Nota de repúdio: Revista Veja demoniza estudantes da USP

Com autoria de Marcelo Sperandio, a revista VEJA de 9 de novembro traz reportagem sobre os alunos que ocuparam a reitoria da Universidade de São Paulo, texto em que os estudantes são tratados com um tom desrespeitoso e inesperado para a prática jornalística.
Os ativistas são descritos como “birrentos”, “vândalos” e “filhinhos de papai”. A reportagem insinua que a única bandeira dos alunos é a descriminalização da maconha, ou ainda, um suposto desejo de poder usar a droga ilegal no campus sem a interferência da polícia. O artigo parece ter sido escrito sem uma única entrevista para saber a posição dos manifestantes, com uma tentativa de desqualificá-los pela porcentagem minoritária que têm frente ao número total de estudantes da USP, numa concessão subliminar à ditadura da maioria em vez de ao mérito das necessidades e argumentos em questão.
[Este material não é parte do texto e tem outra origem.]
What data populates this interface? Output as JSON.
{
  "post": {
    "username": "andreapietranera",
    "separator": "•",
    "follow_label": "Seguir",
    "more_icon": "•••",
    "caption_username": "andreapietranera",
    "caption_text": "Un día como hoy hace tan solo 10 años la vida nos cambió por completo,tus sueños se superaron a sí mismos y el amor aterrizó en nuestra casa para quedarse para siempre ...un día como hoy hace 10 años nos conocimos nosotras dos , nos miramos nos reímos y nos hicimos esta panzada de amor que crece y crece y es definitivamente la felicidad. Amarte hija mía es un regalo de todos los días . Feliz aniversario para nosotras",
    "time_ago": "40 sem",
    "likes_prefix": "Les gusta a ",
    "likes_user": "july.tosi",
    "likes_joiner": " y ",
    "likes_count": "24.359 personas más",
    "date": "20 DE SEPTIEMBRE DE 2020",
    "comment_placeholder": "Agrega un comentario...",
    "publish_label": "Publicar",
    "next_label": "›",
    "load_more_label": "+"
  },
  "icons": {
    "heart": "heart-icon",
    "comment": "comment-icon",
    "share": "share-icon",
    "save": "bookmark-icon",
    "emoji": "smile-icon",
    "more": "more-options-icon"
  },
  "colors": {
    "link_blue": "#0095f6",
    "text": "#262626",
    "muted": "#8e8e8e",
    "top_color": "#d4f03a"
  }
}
Ocupações de reitorias em universidades públicas têm acontecido repetidamente no país nos últimos anos. Na opinião de alguns como Zuenir Ventura (autor do livro “1968: o ano que não terminou“), a medida da ocupação é drástica e exagerada. Mas julgar os métodos é bem diferente de julgar as ideias. Independente da natureza dos métodos inadequados de ativismo dos estudantes, é preciso ouvir quais são seus argumentos e reivindicações, em vez de tentar desqualificá-los pelo vestuário, idade ou classe social.
Agora que foram retirados à força do prédio, e há denúncias de centros acadêmicos sobre cerceamento da liberdade de outros estudantes por parte da força militar, perguntamos se é um caso que se encaixa na avaliação da Human Rights Watch, que aponta a truculência antidemocrática da força policial brasileira como um problema crônico no país. Há relatos até de discriminação da força policial contra manifestações de homoafetividade entre estudantes na USP.
VEJA e outros órgãos de imprensa estão capitalizando sobre o absoluto preconceito vigente sobre o uso da Cannabis que persiste no Brasil e está sendo corajosamente combatido por Fernando Henrique Cardoso e todos aqueles que estão do lado da ciência e da verdade sobre os danos da política antidrogas, especialmente no caso desta erva ritualística dos citas.
É completamente irrelevante, e uma forma de preconceito de classe, apontar se os alunos usam roupas de tal marca ou se são fidalgos. É surpreendente que haja um clima noticioso depreciativo contra os estudantes, quando frequentemente quem se comporta de forma muito mais nociva são dirigentes de universidades, como o ex-reitor da UnB Timothy Mulholland, que renunciou após ser denunciado por improbidade administrativa (o caso da famosa lixeira de 900 reais); e o próprio reitor da USP João Grandino Rodas, que enfrenta acusações da Faculdade de Direito, que o nomeou ineditamente com o título de persona non grata.
Se as denúncias contra ambos administradores procedem, certamente são casos bem piores do que fumar maconha, sob próprio risco individual. (Risco que é pequeno, dado o conhecimento científico sobre o tema; e que é tão culpável pela violência e pelo tráfico quanto o álcool é culpável por Al Capone.)
Dados os motivos acima, repudiamos a reportagem de Sperandio veementemente, e repudiamos o absoluto mau gosto e amadorismo jornalístico de VEJA por publicá-la, que assim só contribui para a ignorância, o preconceito e a supressão do debate honesto no nosso país.
Atenciosamente,

Eli Vieira
presidente da Liga Humanista Secular do Brasil.